This paper focuses on the Unified Modeling Language (UML) deployment diagram, a static view of the run-time configuration of processing nodes and the components that run on those nodes. It shows both hardware and software partitioning.
Page-Jones (2001), Ambler (1999) and Eyrolles (1997) agree that the deployment diagram focuses on a system’s infrastructure nodes, depicting system components, objects and the physical arrangement of run-time computational resources. But each author chooses to emphasize different things when implementing a deployment diagram
Page-Jones notes that the deployment diagram is roughly equivalent to the architecture --interconnect or architecture -- flow diagram. He focuses on associations between nodes that represent communication paths and the associations that have stereotypes to distinguish different kinds of paths. He says that a cube represents each hardware resource, showing the physical presence of the equipment within the system. A few deployment diagrams can describe any system. Lines connect the nodes in the deployment diagram to each other and solid lines indicate communication connections between nodes. Stereotypes, indicated with <> notation, are a UML mechanism for extending the modeling language by defining common types appropriate to the problem domain. Figure 1 shows the mapping between the nodes LCD Display and UI Processor to their physical architectural representation.
Figure 1. Illustrating the use of stereotypes in a deployment diagram
Eyrolles views the deployment diagram in much the same way as Page-Jones, but Eyrolles dedicates more discussion to node -- the node classes and node instances. He says the graphical difference between classes and objects is that objects names receive underlining and class names do not. Physically nesting the object symbol inside the node symbol shows the presence of an object on a node and the object symbol may contain the tag location.
Both Page-Jones and Eyrolles concentrate on explaining of nodes. Eyrolles gives more details on nodes association, but both authors ignore the nodes relationship on dependency, generalization and when a software engineer needs to create the deployment model.
Ambler provides the broadest and most accurate material on deployment diagrams, including Page-Jones and Eyrolles’ ideas. He also covers dependency, modeling tips and how to determine whether a system needs to apply the UML deployment model in the software process stage. Many software engineers are happy using the core UML diagrams; such as class, use-case, state and collaboration. But Ambler gives special attention to the deployment diagram, even though it usually gets little attention.
Besides Page-Jones and Eyrolles’ ideas, three suggestions on how and when to apply UML deployment diagrams throughout the software process that Ambler proposes.
First, Ambler discusses node dependencies, the connections between two components (sometimes through interfaces). Dotted lines with arrowheads show dependencies between nodes.
Second, software engineers need to determine whether a project needs to create the deployment model?

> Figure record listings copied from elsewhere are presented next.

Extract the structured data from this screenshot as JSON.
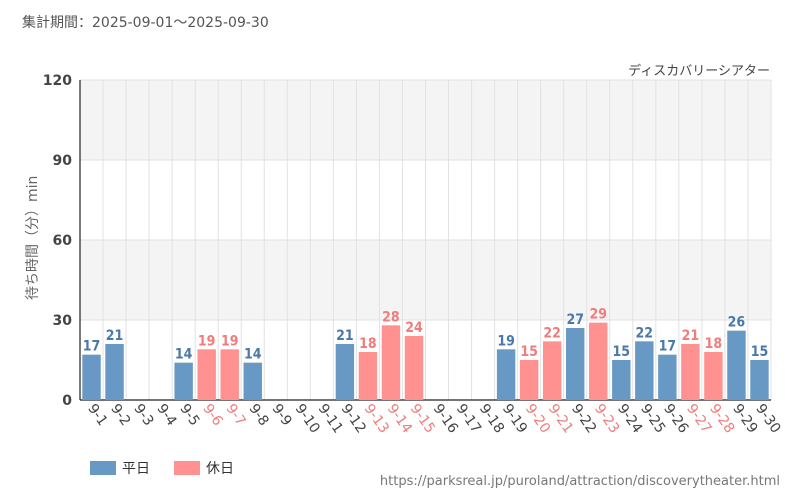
{
  "chart_data": {
    "type": "bar",
    "title": "ディスカバリーシアター",
    "period_label": "集計期間：2025-09-01～2025-09-30",
    "ylabel": "待ち時間（分）min",
    "ylim": [
      0,
      120
    ],
    "yticks": [
      "0",
      "30",
      "60",
      "90",
      "120"
    ],
    "grid": true,
    "legend": [
      {
        "name": "平日",
        "color": "#6899c4"
      },
      {
        "name": "休日",
        "color": "#ff9191"
      }
    ],
    "categories": [
      "9-1",
      "9-2",
      "9-3",
      "9-4",
      "9-5",
      "9-6",
      "9-7",
      "9-8",
      "9-9",
      "9-10",
      "9-11",
      "9-12",
      "9-13",
      "9-14",
      "9-15",
      "9-16",
      "9-17",
      "9-18",
      "9-19",
      "9-20",
      "9-21",
      "9-22",
      "9-23",
      "9-24",
      "9-25",
      "9-26",
      "9-27",
      "9-28",
      "9-29",
      "9-30"
    ],
    "values": [
      17,
      21,
      null,
      null,
      14,
      19,
      19,
      14,
      null,
      null,
      null,
      21,
      18,
      28,
      24,
      null,
      null,
      null,
      19,
      15,
      22,
      27,
      29,
      15,
      22,
      17,
      21,
      18,
      26,
      15
    ],
    "value_labels": [
      "17",
      "21",
      "",
      "",
      "14",
      "19",
      "19",
      "14",
      "",
      "",
      "",
      "21",
      "18",
      "28",
      "24",
      "",
      "",
      "",
      "19",
      "15",
      "22",
      "27",
      "29",
      "15",
      "22",
      "17",
      "21",
      "18",
      "26",
      "15"
    ],
    "day_type": [
      "weekday",
      "weekday",
      "weekday",
      "weekday",
      "weekday",
      "holiday",
      "holiday",
      "weekday",
      "weekday",
      "weekday",
      "weekday",
      "weekday",
      "holiday",
      "holiday",
      "holiday",
      "weekday",
      "weekday",
      "weekday",
      "weekday",
      "holiday",
      "holiday",
      "weekday",
      "holiday",
      "weekday",
      "weekday",
      "weekday",
      "holiday",
      "holiday",
      "weekday",
      "weekday"
    ]
  },
  "colors": {
    "weekday_bar": "#6899c4",
    "holiday_bar": "#ff9191",
    "weekday_text": "#4a78a8",
    "holiday_text": "#f07c7c",
    "band": "#f4f4f4",
    "grid": "#e2e2e2",
    "axis": "#222222"
  },
  "source_url": "https://parksreal.jp/puroland/attraction/discoverytheater.html"
}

This is a common question for software engineers who are in charge of the UML modeling process. It’s very clear that the software engineers must implement UML core diagrams, but what about the deployment diagram and the component diagram? When? Why? Ambler presents a simple way to answer these questions. Ask and answer the following question: If a software engineer know nothing about the system and someone asks him to either install or maintain it, would he wants a description of how the system’s parts fit together? If the answer is yes, Ambler says develop a deployment diagram. Ambler’s practice shows that deployment modeling is well worth it -- deployment models force software engineers to think about important deployment issues long before they must deliver the system.
Third, software engineers should perform the deployment modeling early in the project’s life cycle and update it throughout the project as needed. Ambler says, deployment is a difficult process that software engineers should start early in the life cycle, the process begins with requirements definition during the Inception phase, continues with deployment modeling and deployment planning during the Elaboration and Construction phases, and lead to deployment of the system workflow starting late in the project life cycle. He says that deployment modeling is a key component of the deployment workflow and incorporating the UML deployment diagram into system development efforts will increase the chances of delivering the system successfully.
As a result, deployment modeling and the deployment workflow are an important part of system development models.
Based on Ambler’s discussion, Figure 2 depicts a UML deployment diagram for a university administration system. This figure depicts how software engineers deploy major software components into the production environment, enables the project team to identify its deployment strategy.
Figure 2. A Project-Specific UML Deployment Diagram
In conclusion, three authors suggested that the deployment diagram shows run-time architecture of processors and devices, and visualizes the configuration of physical processing elements and the software components that execute on the processing elements. The first two authors emphasize on how to implement the deployment diagram, and the third author emphasizes how and when software engineers need to apply the deployment diagram in the software process stage. This researcher believes that Ambler’s deployment diagram explanations give a fuller and clearer picture of a system than the methods of other authors. The deployment diagram is an important model for increasing the chance of successfully delivering system.